Es necesario reconocer y respetar a las demás, nuestras creencias suelen ser muros que aunque nos definan y nos den identidad, llegan a través de sentencias impuestas por principios morales; cuando éstos muestran sus brechas se las suele rellenar con prejuicios. Se utilizan muchas tácticas para impedir que se sepa lo que pasa. Más allá de las palabras, es oportuno cultivar el relato colectivo, darse las manos para que el entendimiento constructivo sea un idioma común (aunque sabemos que los idiomas que no se practican se olvidan). La verdad es más que una aventura compartida, es la ilusión que ayuda a ver mejor para seguir creyendo en un mundo más correcto donde recuperar espacios públicos, donde se cultive el intercambio de experiencias, tender puentes entre la calle y la academia dando oportunidad de contar narraciones propias, esos faros que iluminan cualquier reivindicación y denuncia frente a quien pone reparos al enojo cuando se pierde el respeto y la elegancia.
Si al ser humano nos conforman las circunstancias, habría que hacerlo humanamente, sugería Saramago.
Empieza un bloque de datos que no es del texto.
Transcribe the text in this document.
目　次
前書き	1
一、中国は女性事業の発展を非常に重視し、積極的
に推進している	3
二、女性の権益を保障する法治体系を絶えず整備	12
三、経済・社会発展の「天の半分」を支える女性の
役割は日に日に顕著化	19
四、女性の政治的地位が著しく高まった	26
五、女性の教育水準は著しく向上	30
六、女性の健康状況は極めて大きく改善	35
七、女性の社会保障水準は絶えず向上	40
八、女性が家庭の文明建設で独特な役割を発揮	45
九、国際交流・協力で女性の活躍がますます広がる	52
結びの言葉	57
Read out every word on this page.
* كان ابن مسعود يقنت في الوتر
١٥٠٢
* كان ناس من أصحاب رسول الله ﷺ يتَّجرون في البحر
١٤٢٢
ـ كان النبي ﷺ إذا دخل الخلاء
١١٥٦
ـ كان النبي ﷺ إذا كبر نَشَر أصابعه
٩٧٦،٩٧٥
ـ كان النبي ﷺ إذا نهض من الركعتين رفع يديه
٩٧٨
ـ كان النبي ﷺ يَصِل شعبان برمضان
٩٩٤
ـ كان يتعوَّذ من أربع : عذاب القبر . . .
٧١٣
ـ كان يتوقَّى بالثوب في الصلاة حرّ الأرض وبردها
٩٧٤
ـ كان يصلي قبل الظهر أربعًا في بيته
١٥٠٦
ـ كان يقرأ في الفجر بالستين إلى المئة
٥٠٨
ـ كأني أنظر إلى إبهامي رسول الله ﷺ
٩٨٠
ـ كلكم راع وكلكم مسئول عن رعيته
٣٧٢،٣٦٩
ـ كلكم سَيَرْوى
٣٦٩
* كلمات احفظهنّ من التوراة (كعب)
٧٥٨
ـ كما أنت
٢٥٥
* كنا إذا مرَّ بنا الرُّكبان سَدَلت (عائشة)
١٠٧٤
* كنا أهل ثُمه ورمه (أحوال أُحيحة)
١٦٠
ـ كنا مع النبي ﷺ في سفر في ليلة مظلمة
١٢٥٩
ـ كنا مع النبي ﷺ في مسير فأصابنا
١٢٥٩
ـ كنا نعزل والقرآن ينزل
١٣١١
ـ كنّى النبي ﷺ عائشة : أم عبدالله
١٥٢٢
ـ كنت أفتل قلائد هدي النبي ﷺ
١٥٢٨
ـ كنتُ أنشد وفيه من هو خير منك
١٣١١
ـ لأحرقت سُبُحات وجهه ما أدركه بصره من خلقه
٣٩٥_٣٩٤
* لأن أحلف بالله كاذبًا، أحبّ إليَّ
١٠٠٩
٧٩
Esperanza, en el argot marino, es el nombre que se le da al ancla que mantiene la embarcación fija en el mar frente a las tempestades. Las ancoras son pesos que retienen al navío, señal de firmeza, solidez y seguridad. Entre agitadas aguas, igual que en la incertidumbre de las crisis, pérdidas o enfermedades, asegura y sujeta, ata, fija para no ir a la deriva, para no zozobrar. La huida es otra cosa, no siempre es una forma de escapar sino un medio que, a menudo, es la única posibilidad para salvar el barco y su tripulación, donde se avista la necesidad de abandonar el lugar donde se pertenece, y en el que uno ya no se reconoce o no le reconocen. Es la historia de los que se fueron y de los que se irán dejando atrás sus costas para descubrir otras orillas – porque hay motivos para dejar lo que se he dejado allá lejos, escribiría Whitman- playas desconocidas que brotan en otros confines, una manera más de crear vínculos. No todas las cárceles tienen barrotes, algunas son menos evidentes aunque acostumbran a castrar la imaginación. A veces la fuga es la única alternativa para mantener vivos los sueños.